In 2016, Caroline was awarded a CBE for services to business and entrepreneurship. She is also a lifetime holder of the Queen’s Award for Enterprise for the work she does in harnessing the enterprise potential of young people, business owners and managers.

What has motivated you in your career?

I am driven by opportunity. Opportunity for all to achieve their potential, whether that’s through starting and growing a business or by gaining the confidence to be who the individual wants to be.  Fundamental to that thinking is realising that people make a difference – for better or for worse. I’ve always wanted to act as a positive force connecting individuals young and old to folk that can make things happen for them.  Increased social mobility brings huge benefits to individuals and has a significant impact at regional level.

These principles led me to set up The Bridge Club in 2000 to connect founders with funding, management advice and new markets, and to stimulate enterprise thinking in schools, colleges and universities.  For the 25 years I’ve been a client I’ve provided early-stage entrepreneurs with access to the money, management, skills and markets they need to grow their businesses.

What other projects have led on from this?

Presently, through Bridge Club, I’m the project lead and one of the directors of Connect Northumberland where we’re building a community of Northumberland’s employers to help the county transition to a vibrant post-coal economy. Over the last 18 months Connect Northumberland has moved the dial in place-based, multi-sector employer collaboration delivering leadership development programmes.  It now plans to work with Newcastle United Foundation to encourage economically inactive people into the workplace and those young people who leave the county to stay and seek employment amongst this large multi-sector group of employers.

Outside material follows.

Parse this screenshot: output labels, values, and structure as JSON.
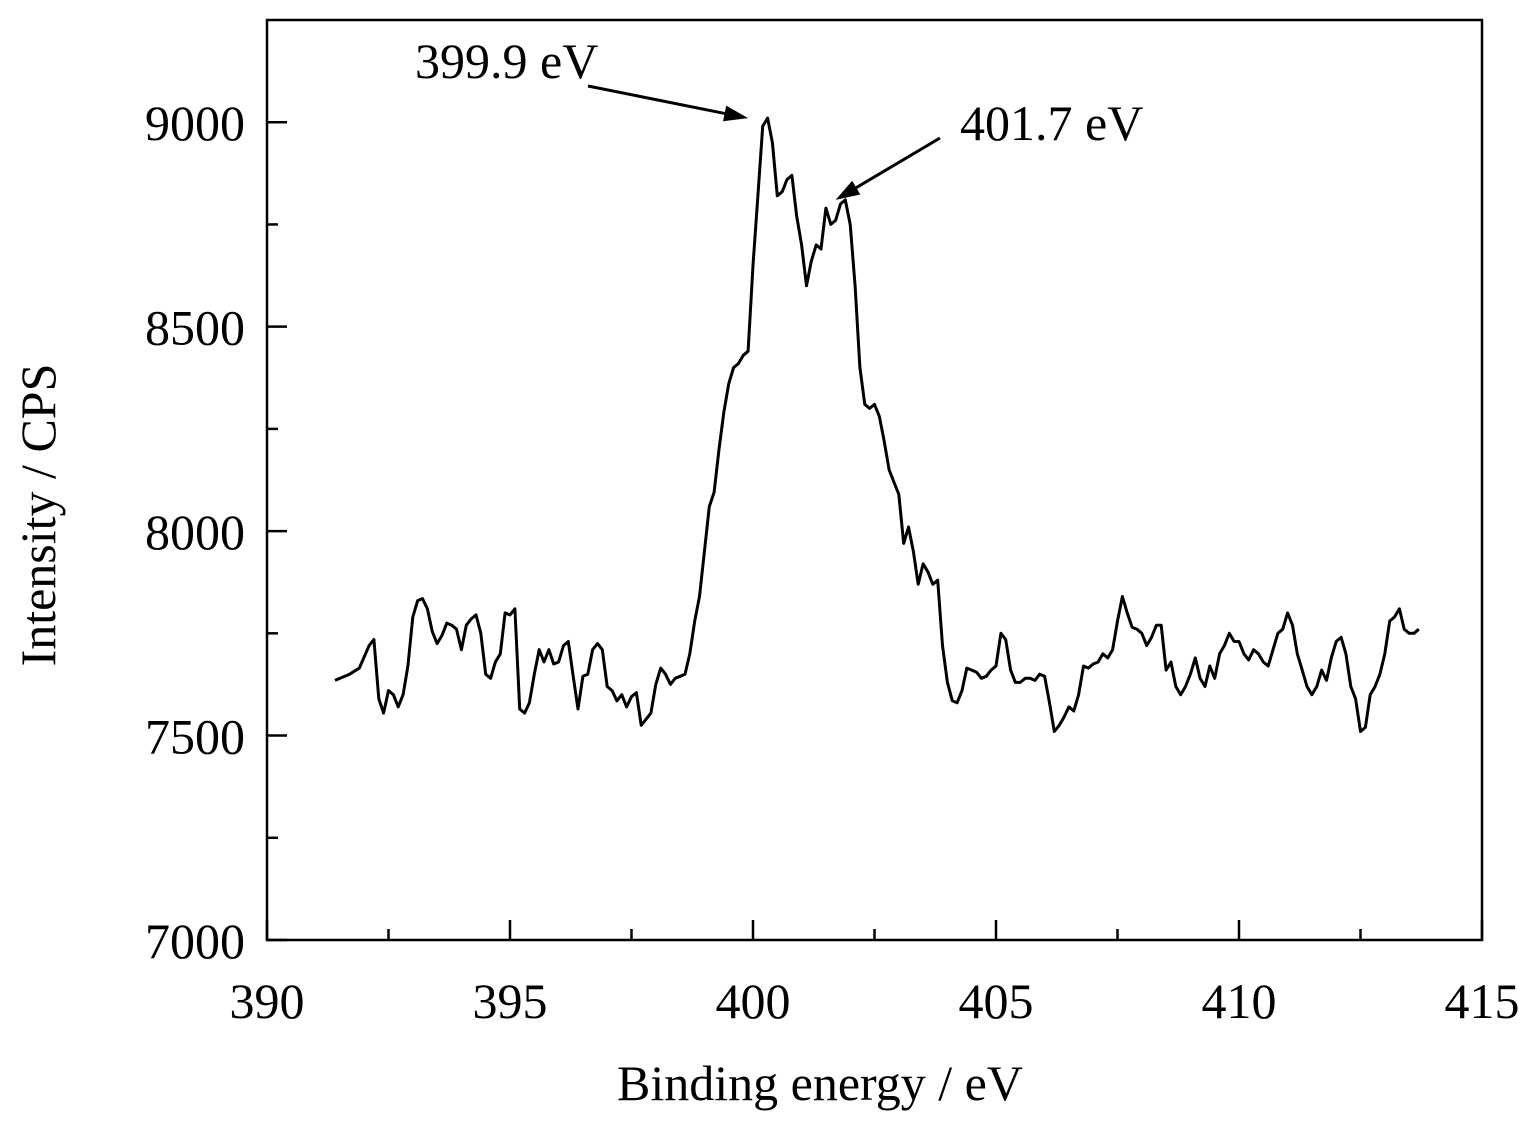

I am a non-executive director of the Power of Women campaign, a community interest company launched 3 years ago to elevate the aspirations of girls growing up in the Tees Valley and beyond. We work with primary schools to deliver activities and information, making a range of careers visible to girls from a young age.

A five-year term as chair of the Advisory Board at Newcastle Business School, Northumbria University, gave me the opportunity to help the school’s executive develop a new strategy to become a ‘force for good.’ I was recently honoured to be made a Visiting Professor.

My work with the Swedish business community has helped develop strong trading links between Sweden and the North East region, with the result that Swedish businesses looking to set up in the UK are building on this existing relationship. Because of BREXIT it was important to have a legacy of this friendship and so we recently raised money from Swedish contacts in the area to build an Anglo-Swedish garden in Saltwell Park.

Have you witnessed an improvement over the last 25 years in the inequalities which inspired you to do this work?

Through my work with the North East Initiative on Business Ethics, I see businesses thinking more about all their stakeholders, not just their financial performance.  The growth of the BCorp movement is proof positive of this. But there is still work to be done.  The recently published Child Poverty Report contains shocking truths.  The findings showed the proportion of North East children in poverty and from working families had risen from 56% to 67% in under a decade. We all have a duty to do what we can to reverse these statistics and give children visibility of hope for a more positive future. 

What advice would you give to a young person setting out in their career?

Firstly, the importance of authenticity; find out who you are by testing yourself, exploring new ideas, pushing your boundaries. Work out what success means to you, articulate it and be true to it.  And my old dad’s maxim remains very true: “always try to do the right things for the right reasons and learn to believe in yourself”.